One of the world's most savage and least reported wars rages on the island of Sri Lanka, a former British colony off the southern tip of India whose old name is still used on labels of Ceylon Tea.
Britain's Economist once called it "The War the World is Missing."
It features an androgynous rebel army that is outnumbered 10-to-1 by government forces but frequently wins set-piece battles against tanks, artillery, multiple-rocket launchers, air force jets and naval warships while staging devastating terrorist attacks in and around Colombo, the capital.
Half the guerrillas in the Liberation Army of Tamil Eelam (LTTE) are women. These "Birds of Freedom," as they are called by fellow rebels, also form the core of an elite suicide squad known as the Black Tigers.
Over the course of the 18-year war the Tigers have assassinated one Sri Lankan president, two presidential candidates, several Cabinet ministers, a clutch of armed services chiefs and an Indian prime minister. They also attacked Colombo's international airport and adjacent air force base Tuesday, briefly putting Sri Lanka in the headlines again.

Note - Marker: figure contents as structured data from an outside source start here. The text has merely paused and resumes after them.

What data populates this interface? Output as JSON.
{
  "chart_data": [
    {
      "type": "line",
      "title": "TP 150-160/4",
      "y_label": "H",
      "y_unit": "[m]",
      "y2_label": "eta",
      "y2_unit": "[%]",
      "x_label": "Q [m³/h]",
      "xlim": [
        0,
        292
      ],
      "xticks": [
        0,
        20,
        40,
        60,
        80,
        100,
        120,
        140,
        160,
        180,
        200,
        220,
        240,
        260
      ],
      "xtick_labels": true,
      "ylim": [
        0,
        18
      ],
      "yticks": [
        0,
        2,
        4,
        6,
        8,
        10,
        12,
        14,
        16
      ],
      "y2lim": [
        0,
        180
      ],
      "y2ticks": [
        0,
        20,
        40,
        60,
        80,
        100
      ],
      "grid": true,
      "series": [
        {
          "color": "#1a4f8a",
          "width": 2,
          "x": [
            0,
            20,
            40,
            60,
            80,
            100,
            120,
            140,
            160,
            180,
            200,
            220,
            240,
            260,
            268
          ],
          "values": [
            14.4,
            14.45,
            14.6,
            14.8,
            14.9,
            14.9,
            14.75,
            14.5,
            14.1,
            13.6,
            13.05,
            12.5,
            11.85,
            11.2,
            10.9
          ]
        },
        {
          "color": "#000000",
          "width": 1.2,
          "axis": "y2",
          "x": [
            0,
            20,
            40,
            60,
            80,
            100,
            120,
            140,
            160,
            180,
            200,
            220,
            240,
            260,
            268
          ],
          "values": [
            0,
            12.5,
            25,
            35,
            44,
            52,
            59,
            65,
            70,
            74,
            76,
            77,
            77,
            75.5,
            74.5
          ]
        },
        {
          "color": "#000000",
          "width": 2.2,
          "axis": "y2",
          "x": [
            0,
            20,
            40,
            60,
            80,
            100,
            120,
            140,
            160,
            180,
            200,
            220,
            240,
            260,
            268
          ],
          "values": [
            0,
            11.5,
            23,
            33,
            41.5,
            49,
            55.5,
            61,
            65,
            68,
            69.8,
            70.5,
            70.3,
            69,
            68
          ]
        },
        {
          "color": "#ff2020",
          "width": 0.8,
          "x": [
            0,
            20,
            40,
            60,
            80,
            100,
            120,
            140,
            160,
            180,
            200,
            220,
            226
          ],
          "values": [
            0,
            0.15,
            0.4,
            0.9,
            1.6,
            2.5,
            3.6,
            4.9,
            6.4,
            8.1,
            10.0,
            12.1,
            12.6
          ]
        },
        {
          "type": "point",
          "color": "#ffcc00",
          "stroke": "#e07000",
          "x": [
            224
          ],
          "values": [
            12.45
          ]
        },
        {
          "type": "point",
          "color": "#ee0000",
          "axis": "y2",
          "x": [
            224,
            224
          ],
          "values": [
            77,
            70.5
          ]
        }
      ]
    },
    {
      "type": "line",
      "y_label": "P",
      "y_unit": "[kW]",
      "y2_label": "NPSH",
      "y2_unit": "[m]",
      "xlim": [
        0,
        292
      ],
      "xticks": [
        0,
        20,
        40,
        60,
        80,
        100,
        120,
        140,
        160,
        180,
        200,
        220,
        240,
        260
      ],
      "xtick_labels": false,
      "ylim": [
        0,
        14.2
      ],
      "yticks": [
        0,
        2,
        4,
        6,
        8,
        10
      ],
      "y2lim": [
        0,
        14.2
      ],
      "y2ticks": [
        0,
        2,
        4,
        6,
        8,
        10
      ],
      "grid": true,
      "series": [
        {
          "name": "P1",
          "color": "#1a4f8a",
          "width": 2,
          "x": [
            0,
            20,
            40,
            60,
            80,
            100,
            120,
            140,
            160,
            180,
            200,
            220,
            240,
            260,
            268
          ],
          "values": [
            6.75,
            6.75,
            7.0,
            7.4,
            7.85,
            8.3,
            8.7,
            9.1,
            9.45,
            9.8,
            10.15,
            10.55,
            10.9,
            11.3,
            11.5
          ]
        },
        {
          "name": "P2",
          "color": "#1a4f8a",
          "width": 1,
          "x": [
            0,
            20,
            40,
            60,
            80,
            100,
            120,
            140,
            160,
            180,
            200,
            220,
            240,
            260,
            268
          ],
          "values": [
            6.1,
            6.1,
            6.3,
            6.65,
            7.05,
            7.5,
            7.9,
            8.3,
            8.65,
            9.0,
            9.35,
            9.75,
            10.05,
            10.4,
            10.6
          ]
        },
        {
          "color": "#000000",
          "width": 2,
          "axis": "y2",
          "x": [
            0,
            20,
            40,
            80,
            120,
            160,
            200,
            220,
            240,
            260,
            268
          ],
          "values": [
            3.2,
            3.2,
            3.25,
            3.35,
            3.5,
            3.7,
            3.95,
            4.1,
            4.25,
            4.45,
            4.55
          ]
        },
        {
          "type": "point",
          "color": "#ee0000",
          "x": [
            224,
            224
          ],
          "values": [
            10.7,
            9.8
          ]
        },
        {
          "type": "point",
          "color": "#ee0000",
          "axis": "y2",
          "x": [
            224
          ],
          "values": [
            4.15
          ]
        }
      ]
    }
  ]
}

Hundreds of foreign tourists and Sri Lankan travelers witnessed the six-hour battle in which 13 rebels, some with explosives strapped to their bodies, blew up five civilian airliners and eight military aircraft, including two Kfir bombers newly purchased from Israel. All the attackers and seven Sri Lankan soldiers were killed.
So what is this war about?
Sri Lanka is an island roughly the size of West Virginia only 50 miles from the Indian mainland across the Polk Strait. It is rich in spices, gems and timber, and its history is laced with Indian invasions and long periods of colonization by the Portuguese, Dutch and British.
Sinhalese migrants from northern India conquered the ancient Veddah inhabitants in the 16th century B.C., making the island a center of Buddhist culture. Subsequent invasions added minority Tamils from southern India, mostly Hindus with a sprinkling of Christians and Muslims.
The Tamils became a prosperous middle class after Britain conquered the central Kingdom of Kandy in 1833 and established the Crown Colony of Ceylon. They grew rich running tea and rubber plantations for the British and actively discriminated against the Buddhist Sinhalese.
But the tables were turned when Ceylon gained independence in 1948. The Sinhalese majority began slowly eroding Tamil rights and, by the time Ceylon changed its name to the Republic of Sri Lanka in 1972, the Tamils were agitating for an independent Eelam, a state of their own.
Now 18 percent of the population of 19 million, Tamils inhabit the northern Jaffna Peninsula and Sri Lanka's eastern coast. They turned to terrorism in 1981 after Sinhalese troops burned down the Jaffna Library, a barbarous act that drove even moderate Tamils into extremist ranks. The library contained priceless historical books and scrolls sacred to the Hindu religion.
But the war did not begin in earnest until 1983 when 3,000 Tamils were slaughtered by Sinhalese rioters in retaliation for the deaths of 13 soldiers killed in a rebel attack. In those early years there were several Tamil guerrilla groups that fought each other almost as often as they did the Sri Lankan army. But the LTTE proved dominant and swallowed up the others.
Its leader, Velupillai Prabhakaran, is a high school dropout remarkably adept at brainwashing his followers. He recruits, or dragoons, children as young as 10 for guerrilla training, selects mostly girls for his suicide squad and makes them wear cyanide capsules around their necks to give them "a special edge."
While this outrages human-rights groups, it has forged a formindable fighting force now 8,000 strong. Not only has the LTTE held its own against vastly superior Sri Lankan forces, it also put Indian troops on the run when then Prime Minister Rajiv Gandhi sent 60,000 "peacekeepers" to help out the Sri Lankan government in 1987-89.
That ill-fated intervention cost him his life in 1991 when a Black Tiger assassin killed Gandhi in his own country.
Overall, the war has left 64,000 dead and created 700,000 refugees. Sri Lanka's economy is ruined, with massive unemployment that fuels more war.
Without jobs, young Tamils and Sinhalese have nothing better to do than join their opposing armies and add to the body count.